Observability
NIM provides Prometheus metrics indicating request statistics. These metrics can be used to create dashboards with the Grafana dashboard. By default, these metrics are available at http://localhost:8000/metrics.
curl -X 'GET' 'http://0.0.0.0:8000/metrics'
The following table describes the available metrics.
Category |
Metric |
Metric Name |
Description |
Granularity |
Frequency |
---|---|---|---|---|---|
KV Cache Count |
GPU Cache Usage |
gpu_cache_usage_perc |
GPU KV-cache usage. 1 means 100 percent usage |
Per model |
Per iteration |
Running Count |
num_requests_running |
Number of requests currently running on GPU |
Per model |
Per iteration |
|
Waiting Count |
num_requests_waiting |
Number of requests waiting to be processed |
Per model |
Per iteration |
|
Max Request Count |
num_request_max |
Max number of concurrently running requests |
Per model |
Per iteration |
|
Total Prompt Token Count |
prompt_tokens_total |
Number of prefill tokens processed |
Per model |
Per iteration |
|
Total Generation Token Count |
generation_tokens_total |
Number of generation tokens processed |
Per model |
Per iteration |
|
Latency |
Time to First Token |
time_to_first_token_seconds |
Histogram of time to first token in seconds |
Per model |
Per request |
Time per Output Token |
time_per_output_token_seconds |
Histogram of time per output token in seconds |
Per model |
Per request |
|
End to End Request Latency |
e2e_request_latency_seconds |
Histogram of end to end request latency in seconds |
Per model |
Per request |
|
Vision Encoder Latency |
vision_encoder_latency_seconds |
Histogram of vision encoder latency in seconds |
Per model |
Per request |
|
Count |
Prompt Token Count |
request_prompt_tokens |
Histogram of number of prefill tokens processed |
Per model |
Per request |
Generation Token Count |
request_generation_tokens |
Histogram of number of generation tokens processed |
Per model |
Per request |
|
Finished Request Count |
request_finish_total |
Number of finished requests, with label indicating finish reason |
Per model |
Per request |
|
Successful Request Count |
request_success_total |
Number of successful requests |
Per model |
Per request |
|
Successful Request Count |
request_failure_total |
Number of failed requests |
Per model |
Per request |
|
Image Count |
request_image_count |
Histogram of the number of images per request |
Per model |
Per request |
|
Image |
Image size |
image_size_pixels |
Histogram of image sizes in pixels |
Per model |
Per request |
Prometheus
To install Prometheus for scraping metrics from NIM, download the latest Prometheus version appropriate for your system.

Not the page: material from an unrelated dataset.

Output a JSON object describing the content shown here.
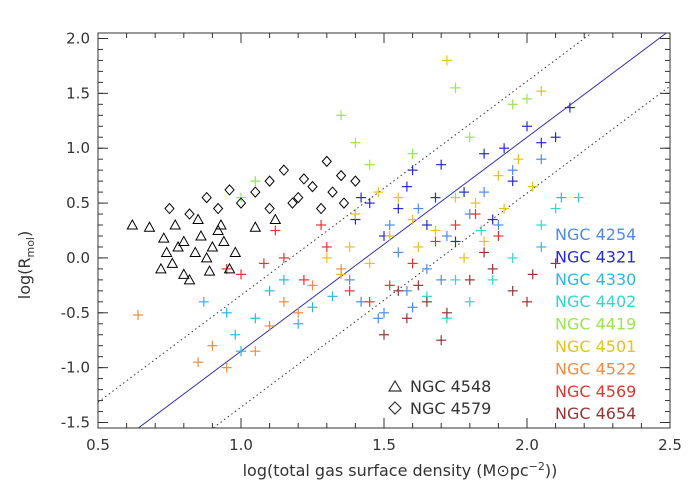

wget https://github.com/prometheus/prometheus/releases/download/v2.52.0/prometheus-2.52.0.linux-amd64.tar.gz
tar -xvzf prometheus-2.52.0.linux-amd64.tar.gz
cd prometheus-2.52.0.linux-amd64/
Edit the Prometheus configuration file prometheus.yml
to scrape from the NIM endpoint. Make sure the targets
field point to localhost:8000
.
# A scrape configuration containing exactly one endpoint to scrape:
# Here it's Prometheus itself.
scrape_configs:
# The job name is added as a label `job=<job_name>` to any timeseries scraped from this config.
- job_name: "prometheus"
# metrics_path defaults to '/metrics'
# scheme defaults to 'http'.
static_configs:
- targets: ["localhost:8000"]
Run the Prometheus server
./prometheus --config.file=./prometheus.yml
Open a browser and point it to http://localhost:9090/targets?search=
to check that the NIM target was detected by the Prometheus server. You can also click on the NIM target url link to explore the generated metrics.
Grafana
We can use Grafana for dashboarding NIM metrics. Install the latest Grafana version appropriate for your system.
wget https://dl.grafana.com/oss/release/grafana-11.0.0.linux-amd64.tar.gz
tar -zxvf grafana-11.0.0.linux-amd64.tar.gz
cd grafana-v11.0.0/
Run the Grafana server
./bin/grafana-server
To access the Grafana dashboard, point your browser to http://localhost:3000
. You will need to log in using the defaults.
username: admin
password: admin
The first step is to configure the source from which Grafana can scrape metrics. Click on the “Data Source” button, select Prometheus, and specify the Prometheus URL localhost:9090
. After saving the configuration, you should see a success message.
Now you are ready to create a dashboard with metrics from NIM. This Grafana tutorial provides step-by-step instructions on building a dashboard from scratch. Alternatively, you can jump start using this example dashboard
.

Vision metrics
Vision-related metrics (e.g., Vision Encoder Latency) are only available for the TRT-LLM backend (the vLLM backend only collects end-to-end metrics). Consider starting with this example dashboard
instead if NIM runs TRT-LLM optimized engines.